XXXIX.

IDYLLE.

Le Piccinino ramena sa jeune compagne dans le jardin, et, devenu tout à coup pensif, il s'assit sur un banc, sans paraître se souvenir de sa présence. C'était pourtant à elle qu'il pensait; et voici ce qu'il se disait à lui-même:

«Laisser partir d'ici cette belle créature, aussi calme et aussi fière qu'elle y est entrée, ne sera-ce pas le fait d'un niais?

«Oui, ce serait le fait d'un niais pour l'homme qui aurait résolu sa perte; mais moi, je n'ai voulu qu'essayer l'empire de mon regard et de ma parole pour l'attirer dans ma cage, comme un bel oiseau qu'on aime à regarder de près, et auquel on donne ensuite la volée parce qu'on ne veut pas qu'il meure.

«Il y a toujours un peu de haine dans le désir violent qu'une femme nous inspire.» (C'est toujours le Piccinino qui raisonne et résume ses impressions.) «Car la victoire, en pareil cas, est affaire d'orgueil, et il est impossible de lutter, même en jouant, sans un peu de colère.

«Mais il n'y a pas plus de haine que de désir ou de dépit dans le sentiment que cette enfant m'inspire. Elle n'a pas seulement l'idée d'être coquette avec moi; elle ne me craint pas; elle me regarde en face sans rougir; elle n'est pas émue par ma présence. Que j'abuse de son isolement et de sa faiblesse, elle se défendra peut-être mal, mais elle sortira d'ici toute en pleurs, et elle se tuera peut-être, car il y en a qui se tuent... Elle détestera tout au moins mon souvenir et rougira de m'avoir appartenu. Or, il ne faut pas qu'un homme comme moi soit méprisé. Il faut que les femmes qui ne le connaissent point le craignent; il faut que celles qui le connaissent l'estiment ou le désirent: il faut que celles qui l'ont connu le regrettent.

«Il y a, certes, à la limite de l'audace et de la violence, une ivresse infinie, un sentiment complet de la victoire; mais c'est à la limite seulement: une ligne au-delà, et il n'y a plus que bêtise et brutalité. Dès que la femme peut vous reprocher d'avoir employé la force, elle règne encore, bien que vaincue, et vous risquez de devenir son esclave, pour avoir été son maître malgré elle. J'ai ouï dire qu'il y avait eu quelque chose de ce genre dans la vie de mon père, bien que Fra-Angelo n'ait pas voulu s'expliquer là-dessus. Mais tout le monde sait bien que mon père manquait de patience et qu'il s'enivrait. C'étaient les folies de son temps. On est plus civilisé et plus habile aujourd'hui. Plus moral? non; mais plus raffiné, et plus fort par conséquent.

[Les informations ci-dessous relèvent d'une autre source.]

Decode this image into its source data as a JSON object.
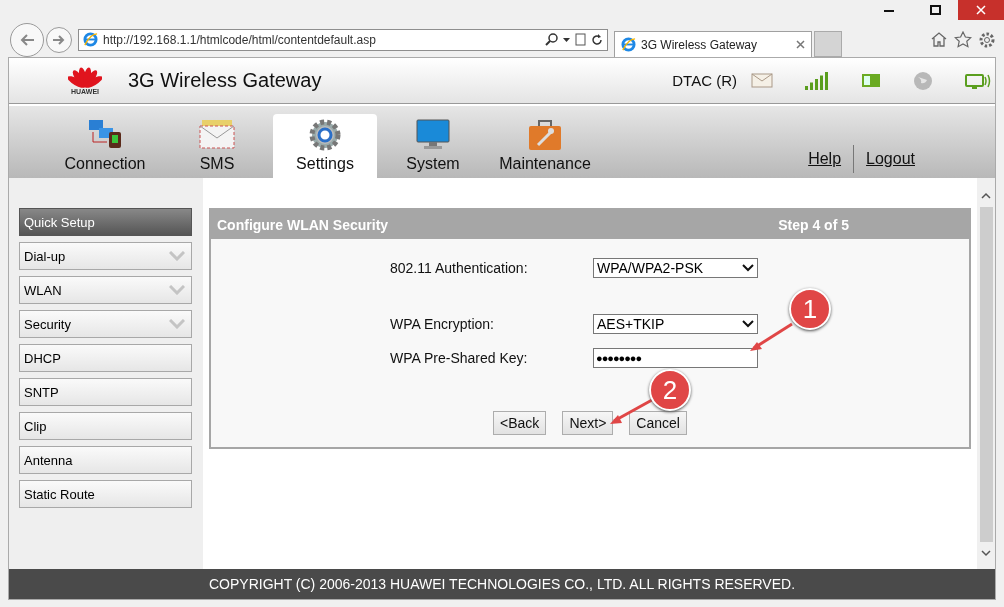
{
  "browser": {
    "url": "http://192.168.1.1/htmlcode/html/contentdefault.asp",
    "tab_title": "3G Wireless Gateway"
  },
  "header": {
    "brand": "HUAWEI",
    "title": "3G Wireless Gateway",
    "operator": "DTAC (R)"
  },
  "nav": {
    "tabs": [
      {
        "label": "Connection",
        "selected": false,
        "kind": "connection"
      },
      {
        "label": "SMS",
        "selected": false,
        "kind": "sms"
      },
      {
        "label": "Settings",
        "selected": true,
        "kind": "settings"
      },
      {
        "label": "System",
        "selected": false,
        "kind": "system"
      },
      {
        "label": "Maintenance",
        "selected": false,
        "kind": "maintenance"
      }
    ],
    "links": [
      "Help",
      "Logout"
    ]
  },
  "sidebar": {
    "items": [
      {
        "label": "Quick Setup",
        "selected": true,
        "expandable": false
      },
      {
        "label": "Dial-up",
        "selected": false,
        "expandable": true
      },
      {
        "label": "WLAN",
        "selected": false,
        "expandable": true
      },
      {
        "label": "Security",
        "selected": false,
        "expandable": true
      },
      {
        "label": "DHCP",
        "selected": false,
        "expandable": false
      },
      {
        "label": "SNTP",
        "selected": false,
        "expandable": false
      },
      {
        "label": "Clip",
        "selected": false,
        "expandable": false
      },
      {
        "label": "Antenna",
        "selected": false,
        "expandable": false
      },
      {
        "label": "Static Route",
        "selected": false,
        "expandable": false
      }
    ]
  },
  "form": {
    "title": "Configure WLAN Security",
    "step": "Step 4 of 5",
    "fields": [
      {
        "label": "802.11 Authentication:",
        "kind": "select",
        "value": "WPA/WPA2-PSK"
      },
      {
        "label": "WPA Encryption:",
        "kind": "select",
        "value": "AES+TKIP"
      },
      {
        "label": "WPA Pre-Shared Key:",
        "kind": "password",
        "value": "●●●●●●●●"
      }
    ],
    "buttons": [
      "<Back",
      "Next>",
      "Cancel"
    ]
  },
  "annotations": [
    {
      "label": "1"
    },
    {
      "label": "2"
    }
  ],
  "footer": "COPYRIGHT (C) 2006-2013 HUAWEI TECHNOLOGIES CO., LTD. ALL RIGHTS RESERVED."
}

«Y aurait-il beaucoup de science et de mérite à obtenir de cette fille ce qu'elle n'a pas encore accordé à son amant? Elle est trop confiante pour que la moitié du chemin ne soit pas facile. La moitié du chemin est faite, d'ailleurs. Elle a été fascinée par mes airs de vertu chevaleresque. Elle est venue, elle est entrée dans mon boudoir; elle s'est assise à mes côtés. Mais l'autre moitié n'est pas seulement difficile, elle est impossible. Lui faire désirer de me combattre et de céder pour obtenir, voilà ce qui n'entrera jamais dans son esprit. Si elle était à moi, je l'habillerais en petit garçon et je l'emmènerais avec moi à la chasse. Au besoin, elle chasserait au Napolitain comme elle vient de chasser à l'abbé. Elle serait vite aguerrie. Je l'aimerais comme un page; je ne verrais point en elle une femme.»

«Eh bien! seigneur, dit Mila, un peu ennuyée du long silence de son hôte, est-ce que vous attendez l'arrivée du Piccinino? Est-ce que je ne pourrais pas m'en aller, à présent?